The buildContextPreamble() function in src/system-prompt.ts creates a text block prepended to the user’s message. It contains:

[Context: Monday, February 24, 2026 at 3:15 PM (America/New_York) | telegram]
[Recent memories -- use these for context, pattern recognition, and continuity]
- (preference) User prefers dark mode
- (fact) User works at Acme Corp
[Potentially relevant memories]
- (note) Meeting with Bob about the API redesign (87% match)
[Active skills -- follow these instructions when relevant]
### daily-standup
...skill instructions...
[Replying to: "what was that thing you mentioned yesterday?"]

The system prompt is built by getSystemPrompt() in src/system-prompt.ts. It concatenates:

  1. BASE_SYSTEM_PROMPT — Static rules about behavior, tool usage, Telegram interaction
  2. Identity section from IDENTITY.md (if loaded)
  3. User section from USER.md (if loaded)
  4. Soul section from SOUL.md (if loaded)

The result is cached and invalidated when identity files change.

Tool packs are selected based on embedding similarity (see Tool System). The selected packs are instantiated with a ToolContext that provides database access, API keys, project paths, and Telegram context. Each InternalTool is wrapped by createPiTool() to match the pi-agent-core AgentTool interface.

A pi-agent-core Agent is instantiated with the system prompt and model. Conversation history is replayed via agent.appendMessage(). The agent subscribes to events for:

  • message_update — Accumulates response text from text_delta events
  • message_end — Captures usage statistics
  • tool_execution_end — Records tool call names and results

The agent is then prompted with preamble + message and the function awaits agent.waitForIdle().

After the agent finishes:

  • The user’s message is saved (already done before prompting)
  • The assistant’s response is saved with any tool call records
  • LLM usage (input/output tokens, cost) is tracked in the ai_usage table
  • Async (non-blocking): memoryManager.runObserver() checks if un-observed messages exceed the token threshold (3000 tokens). If so, it compresses them into observations. Then promoteObservations() bridges high-value observations into long-term memories, and runReflector() condenses observations if they exceed 4000 tokens. This is fire-and-forget — the current response is already sent, and the next turn benefits from the compression.

The function returns:

interface AgentResponse {
text: string // The assistant's text response
toolCalls: Array<{ name: string; args: unknown; result: string }> // Tools invoked
usage?: { input: number; output: number; cost: number } // Token usage
messageId?: string // Internal DB message ID
}

The project uses @mariozechner/pi-agent-core as the agent framework and @mariozechner/pi-ai for model access. The Agent class handles:

  • Multi-turn conversation management
  • Tool calling protocol with the LLM
  • Streaming text generation

The model is obtained via getModel('openrouter', modelName) from @mariozechner/pi-ai.

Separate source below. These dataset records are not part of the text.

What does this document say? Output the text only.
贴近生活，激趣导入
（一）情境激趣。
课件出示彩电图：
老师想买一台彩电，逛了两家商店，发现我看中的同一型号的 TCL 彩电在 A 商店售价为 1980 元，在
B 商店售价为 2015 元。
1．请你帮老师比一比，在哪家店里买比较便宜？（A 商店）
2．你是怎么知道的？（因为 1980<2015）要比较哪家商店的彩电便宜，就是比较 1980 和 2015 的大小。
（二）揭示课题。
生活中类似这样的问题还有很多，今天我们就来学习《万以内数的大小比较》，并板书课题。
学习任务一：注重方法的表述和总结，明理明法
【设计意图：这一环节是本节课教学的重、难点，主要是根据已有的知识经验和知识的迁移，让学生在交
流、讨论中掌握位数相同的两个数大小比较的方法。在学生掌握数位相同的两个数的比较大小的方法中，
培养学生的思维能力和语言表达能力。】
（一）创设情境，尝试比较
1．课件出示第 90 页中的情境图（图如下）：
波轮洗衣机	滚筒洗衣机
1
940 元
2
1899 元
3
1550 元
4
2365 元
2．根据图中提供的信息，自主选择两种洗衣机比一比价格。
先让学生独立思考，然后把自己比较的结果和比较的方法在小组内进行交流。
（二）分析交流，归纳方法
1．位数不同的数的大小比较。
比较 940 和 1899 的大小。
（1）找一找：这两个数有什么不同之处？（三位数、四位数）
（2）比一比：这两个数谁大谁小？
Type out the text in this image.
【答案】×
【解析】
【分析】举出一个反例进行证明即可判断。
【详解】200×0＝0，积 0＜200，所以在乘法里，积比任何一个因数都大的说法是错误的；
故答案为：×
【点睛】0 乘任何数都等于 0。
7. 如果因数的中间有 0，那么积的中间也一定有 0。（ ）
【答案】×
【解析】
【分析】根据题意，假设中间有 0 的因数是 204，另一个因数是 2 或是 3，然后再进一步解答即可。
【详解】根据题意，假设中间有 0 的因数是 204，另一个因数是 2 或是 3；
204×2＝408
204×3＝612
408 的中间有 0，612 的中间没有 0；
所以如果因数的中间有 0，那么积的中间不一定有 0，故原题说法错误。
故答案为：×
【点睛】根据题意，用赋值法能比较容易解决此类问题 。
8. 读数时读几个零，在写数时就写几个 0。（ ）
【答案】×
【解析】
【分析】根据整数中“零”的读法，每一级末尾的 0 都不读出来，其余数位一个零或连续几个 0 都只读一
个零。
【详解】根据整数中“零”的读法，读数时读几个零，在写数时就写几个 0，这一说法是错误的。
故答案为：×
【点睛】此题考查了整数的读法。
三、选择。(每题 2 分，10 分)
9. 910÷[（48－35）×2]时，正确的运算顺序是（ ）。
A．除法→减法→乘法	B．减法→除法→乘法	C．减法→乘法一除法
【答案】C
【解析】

createPiTool() bridges the internal tool format to pi-agent’s AgentTool:

// Internal tool format
interface InternalTool<T> {
name: string
description: string
parameters: T // TypeBox schema
execute: (toolCallId: string, args: unknown) => Promise<{ output: string; details?: unknown }>
}
// Adapted to pi-agent format
interface AgentTool<T> {
name: string
label: string // name with underscores replaced by spaces
description: string
parameters: T
execute: (toolCallId: string, params: T) => Promise<AgentToolResult>
}

Error handling in the adapter catches exceptions and returns them as text results so the LLM can see what went wrong and potentially retry.